No acknowledgement found.

References

1. Contijoch F, Han Y, Kamesh Iyer S, et al. Closed-loop control of k-space sampling via physiologic feedback for cine MRI. PLoS One. 2020;15(12):e0244286. Published 2020 Dec 29. doi:10.1371/journal.pone.0244286

2. Chung N, Rodriguez-Soto A, Hegde S, Lehnert Schuchardt E, Gordon BM, Cronin I, Contijoch F. Adaptive k-space sampling enables multi-shot real-time imaging in pediatric patients. Paper will be presented at: 26th Annual Society for Cardiovascular Magnetic Resonance; January 27, 2023; San Diego, CA

Figures

Figure 1. Example analysis of ECG and respiratory signals. Top: Recent ECG signal (16 RR intervals). The most recent 1 RR interval is shown in black. Middle: Recent respiratory signal. Respiratory period was assumed to be 4 times the median RR interval (most recent portion is shown in black). Bottom: Cross-correlation results illustrate both ECG and respiratory matching. ECG beats are only accepted (black) if they coincide with the correct respiratory position (dark red line) based on a respiratory cutoff (horizontal dashed line, 0.5) and an ecg cutoff (black-dashed line, 0.9)

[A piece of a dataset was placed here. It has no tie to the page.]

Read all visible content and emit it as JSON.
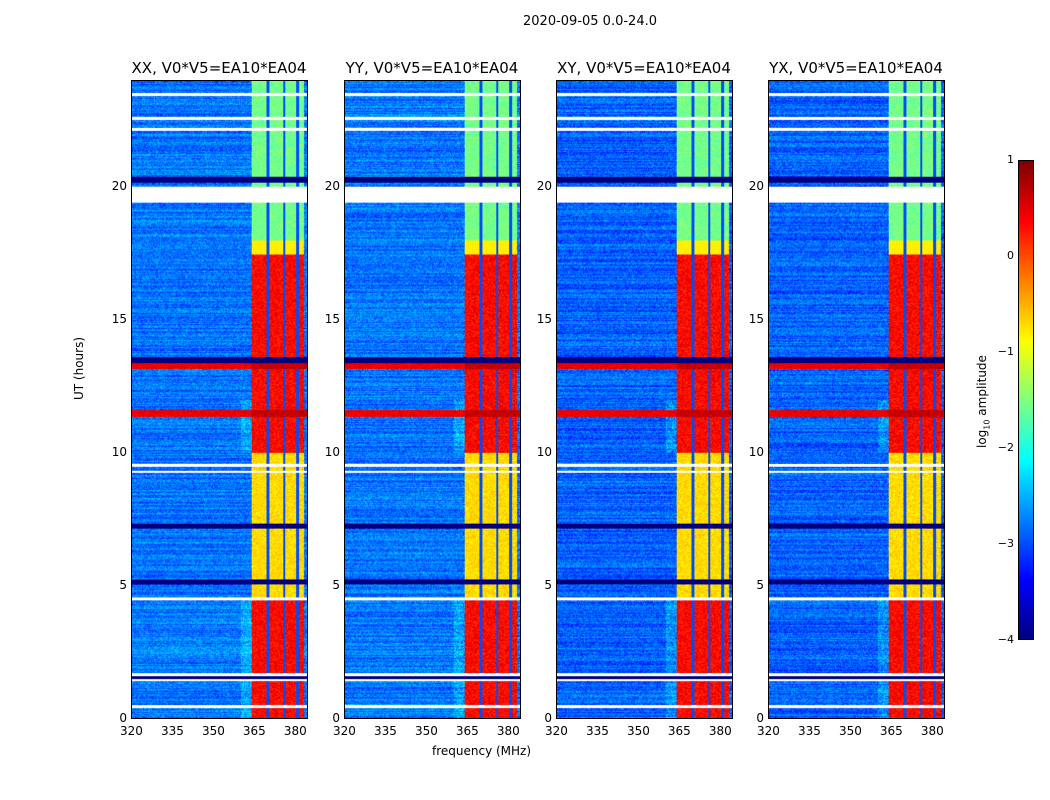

Figure 2. Left: The impact of respiratory correlation cutoff on the number of beats accepted (top) and the acceptance rate (bottom) illustrate how the extent of respiratory gating can be controlled. Box plots represent interquartile ranges and the whiskers span the minimum and maximum values. Right: Application of cardio-respiratory gating to shorter/longer periods changes the number of accepted beats but does not affect the acceptance rate.